Nice to meet you. Small world indeed :). I was developing some stuff with Hackystat and timeseries for Teradata too. Funny.
And because there was no reference SAX implementation provided at UCR, I started this project, thank you guys for idea, papers, data and all the stuff you provided to community.
Yes, so about lost values and non-uniform timeseries. I hit that problem many times before and it really must be handled case-by-case, I think. Maybe here is the universal way, I don't know, it doesn't make sense to me yet.
For example, with Hackystat data, when we looking on the development activity data stream (measurements of how much time one typed on the keyboard while in Eclipse within a day window), if there was no measurement, does it mean that 1) subject did not work at all, and there will be zero eventually, or 2) something went wrong with the sensor or transmission system, and the data just lost, or 3) she is offline and I will get the real data sometime later? Now, should I wait for eventual data to be transmitted or should I substitute missing value by some average from three years history for that day of the week, or by 0, or by NaN? IMO, noise, missing values, and misplaced in time data will be always here, nevertheless, every data type must be treated the way which doesn't breaks its consistency. So, the question is how to treat your data best? What is the nature of the data you have in hands (if you want to discuss this here)?

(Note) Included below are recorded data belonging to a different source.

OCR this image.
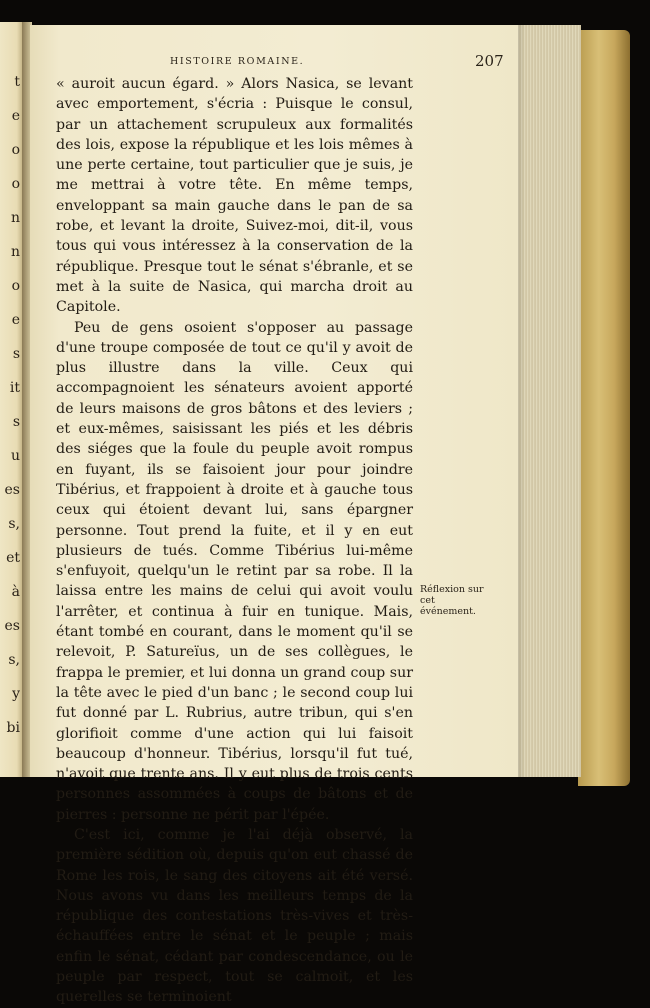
t
e
o
o
n
n
o
e
s
it
s
u
es
s,
et
à
es
s,
y
bi
HISTOIRE ROMAINE.	207

« auroit aucun égard. » Alors Nasica, se levant avec emportement, s'écria : Puisque le consul, par un attachement scrupuleux aux formalités des lois, expose la république et les lois mêmes à une perte certaine, tout particulier que je suis, je me mettrai à votre tête. En même temps, enveloppant sa main gauche dans le pan de sa robe, et levant la droite, Suivez-moi, dit-il, vous tous qui vous intéressez à la conservation de la république. Presque tout le sénat s'ébranle, et se met à la suite de Nasica, qui marcha droit au Capitole.

Peu de gens osoient s'opposer au passage d'une troupe composée de tout ce qu'il y avoit de plus illustre dans la ville. Ceux qui accompagnoient les sénateurs avoient apporté de leurs maisons de gros bâtons et des leviers ; et eux-mêmes, saisissant les piés et les débris des siéges que la foule du peuple avoit rompus en fuyant, ils se faisoient jour pour joindre Tibérius, et frappoient à droite et à gauche tous ceux qui étoient devant lui, sans épargner personne. Tout prend la fuite, et il y en eut plusieurs de tués. Comme Tibérius lui-même s'enfuyoit, quelqu'un le retint par sa robe. Il la laissa entre les mains de celui qui avoit voulu l'arrêter, et continua à fuir en tunique. Mais, étant tombé en courant, dans le moment qu'il se relevoit, P. Satureïus, un de ses collègues, le frappa le premier, et lui donna un grand coup sur la tête avec le pied d'un banc ; le second coup lui fut donné par L. Rubrius, autre tribun, qui s'en glorifioit comme d'une action qui lui faisoit beaucoup d'honneur. Tibérius, lorsqu'il fut tué, n'avoit que trente ans. Il y eut plus de trois cents personnes assommées à coups de bâtons et de pierres : personne ne périt par l'épée.

C'est ici, comme je l'ai déjà observé, la première sédition où, depuis qu'on eut chassé de Rome les rois, le sang des citoyens ait été versé. Nous avons vu dans les meilleurs temps de la république des contestations très-vives et très-échauffées entre le sénat et le peuple ; mais enfin le sénat, cédant par condescendance, ou le peuple par respect, tout se calmoit, et les querelles se terminoient

Réflexion sur cet événement.
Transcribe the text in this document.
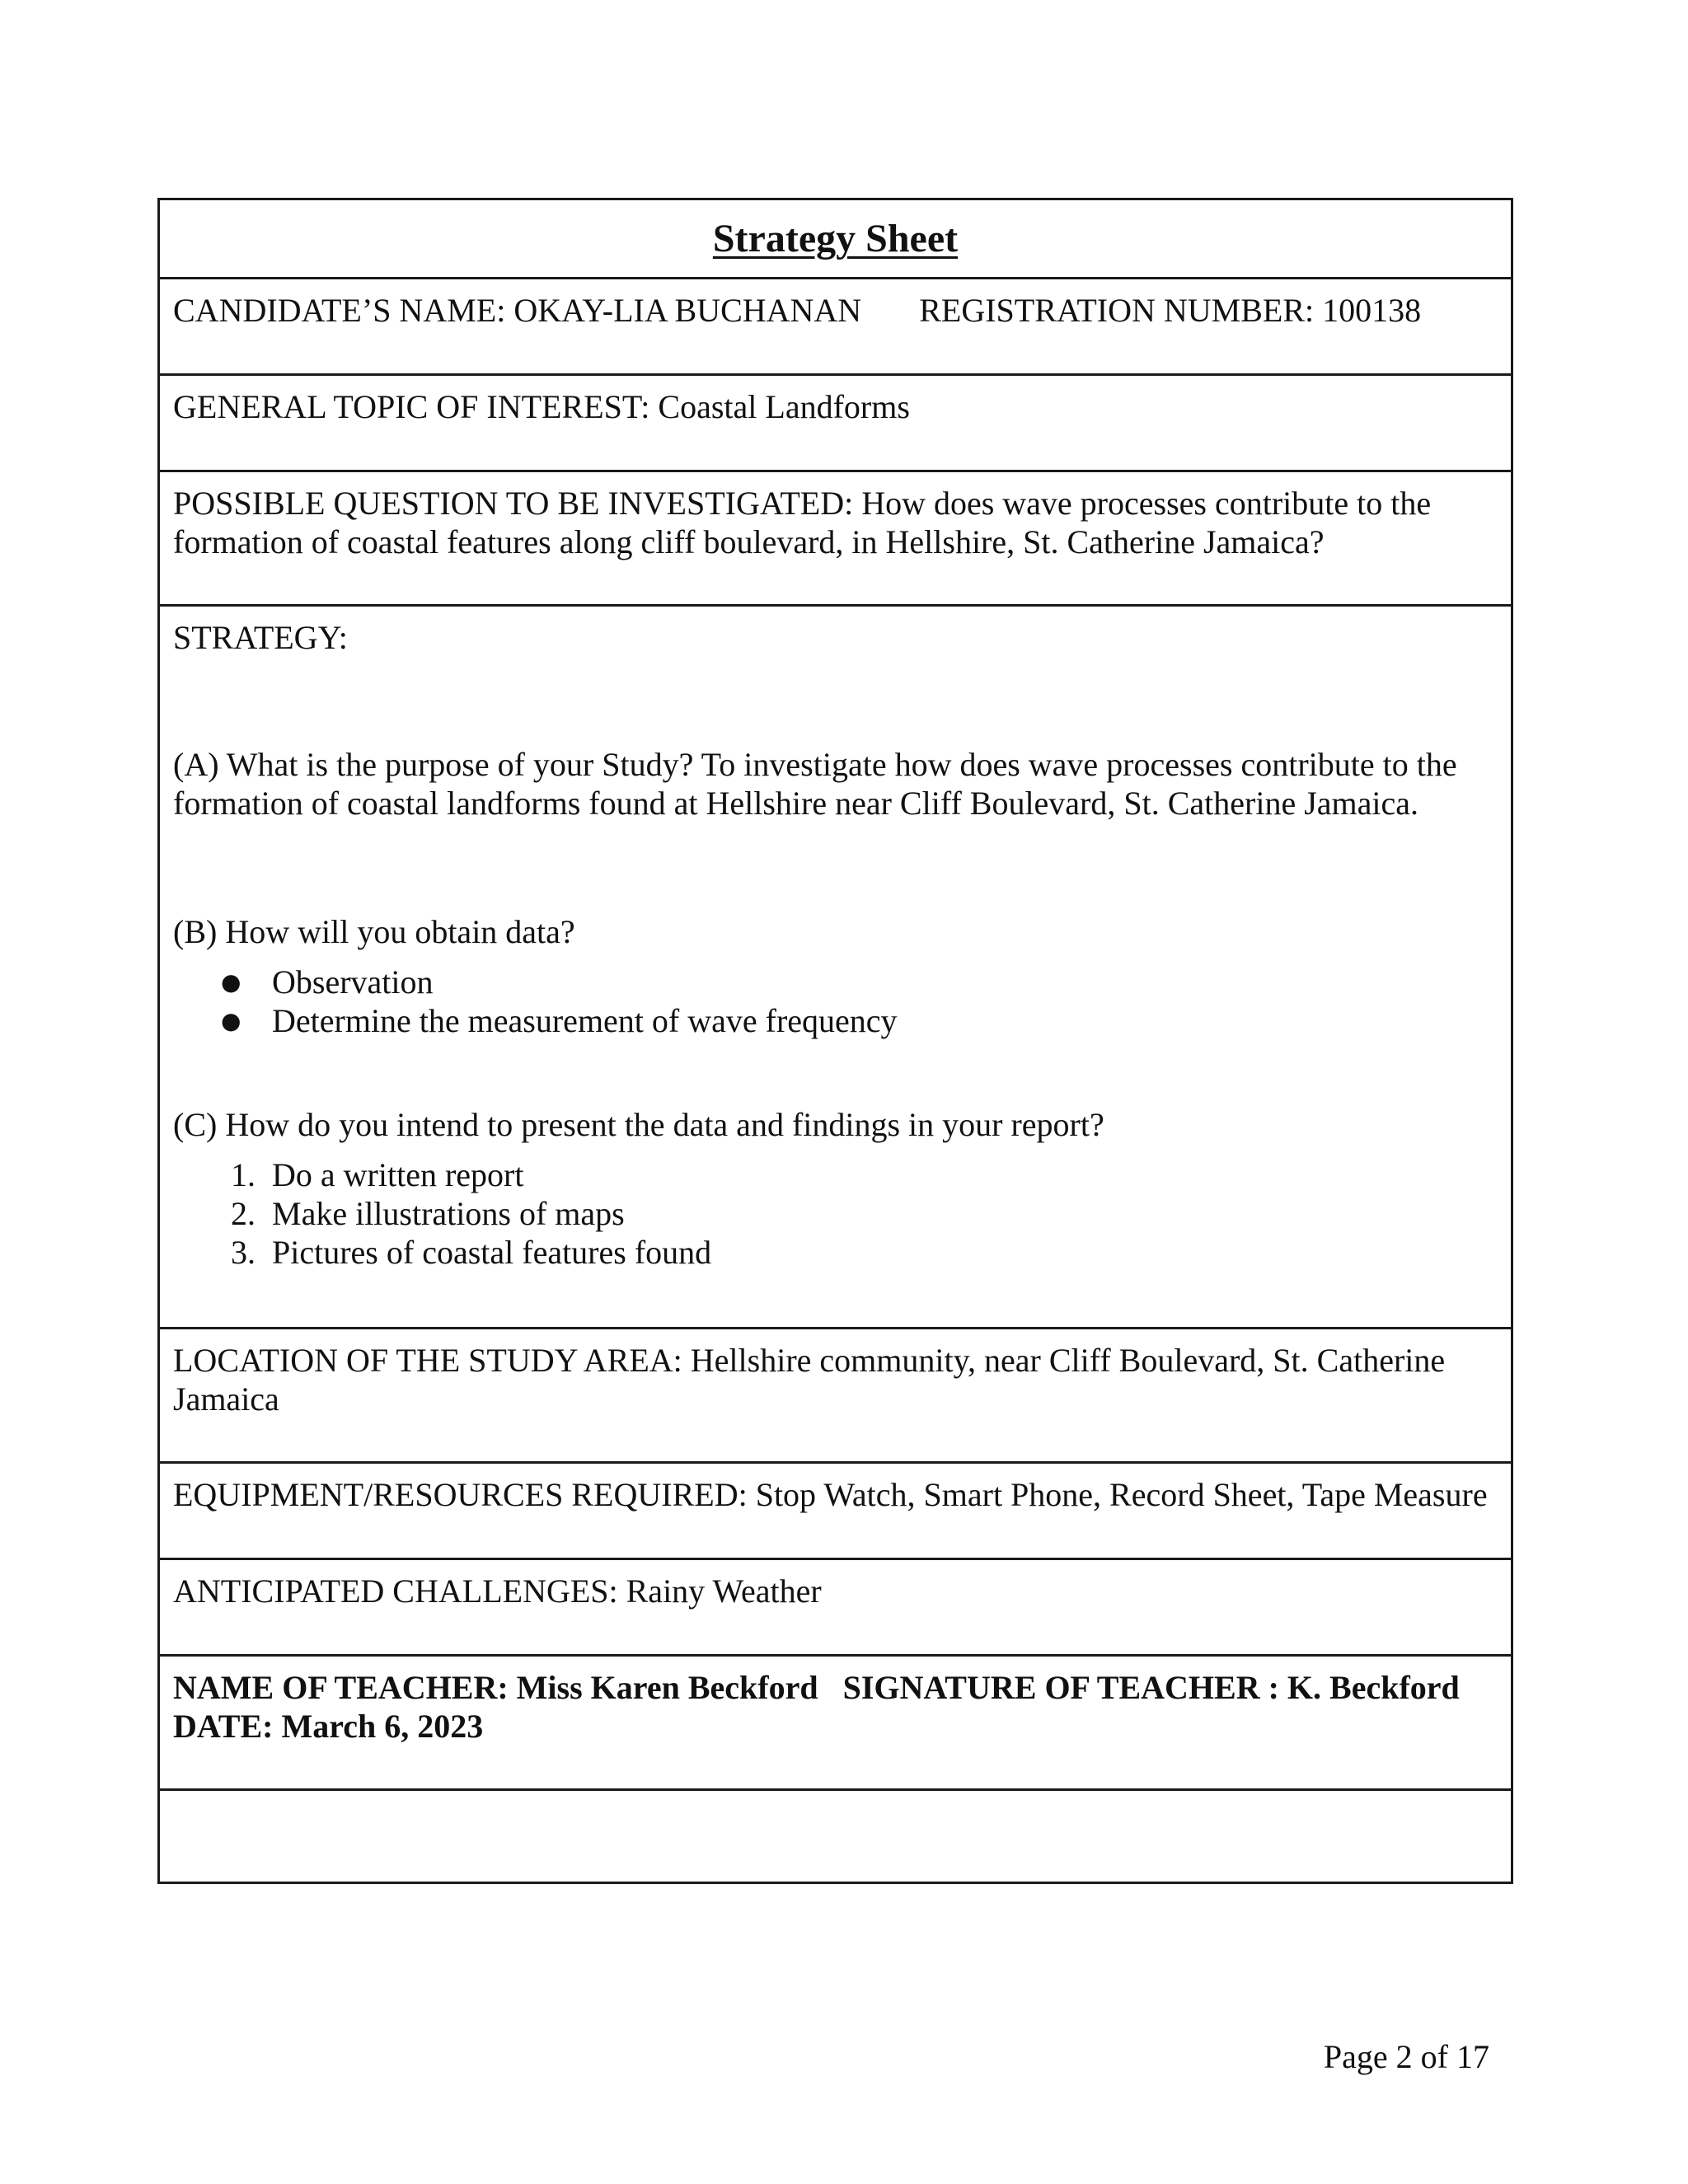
Strategy Sheet
CANDIDATE’S NAME: OKAY-LIA BUCHANAN REGISTRATION NUMBER: 100138
GENERAL TOPIC OF INTEREST: Coastal Landforms
POSSIBLE QUESTION TO BE INVESTIGATED: How does wave processes contribute to the formation of coastal features along cliff boulevard, in Hellshire, St. Catherine Jamaica?

STRATEGY:

(A) What is the purpose of your Study? To investigate how does wave processes contribute to the formation of coastal landforms found at Hellshire near Cliff Boulevard, St. Catherine Jamaica.

(B) How will you obtain data?

● Observation
● Determine the measurement of wave frequency

(C) How do you intend to present the data and findings in your report?

1. Do a written report
2. Make illustrations of maps
3. Pictures of coastal features found
LOCATION OF THE STUDY AREA: Hellshire community, near Cliff Boulevard, St. Catherine Jamaica
EQUIPMENT/RESOURCES REQUIRED: Stop Watch, Smart Phone, Record Sheet, Tape Measure
ANTICIPATED CHALLENGES: Rainy Weather
NAME OF TEACHER: Miss Karen Beckford SIGNATURE OF TEACHER : K. Beckford
DATE: March 6, 2023
Page 2 of 17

(In our case of Hackystat we have a DPD service, which makes measurements equidistant)
Code will not handle the sample from your email. It is designed only for handling missing values within timeseries itself. There are two places where it checks if missing values are present - first is within PAA routine when computing mean value for a PAA interval: if there were some missing values but at least one is real, mean will be computed, if all are missing - NaN will make it to PAA approximation. The second place, is where SAX transform occurs, if PAA representation has NaN, it will put "_" symbol - that is an underscore symbol.
Last time I used that part of the code years ago, it might not work as intended right now, I am sorry if it is like that, there were some changes lately. However, the overall performance of analysis with underscores at place of NaN was pretty acceptable.
Thank you.
--
Mahalo, Pavel.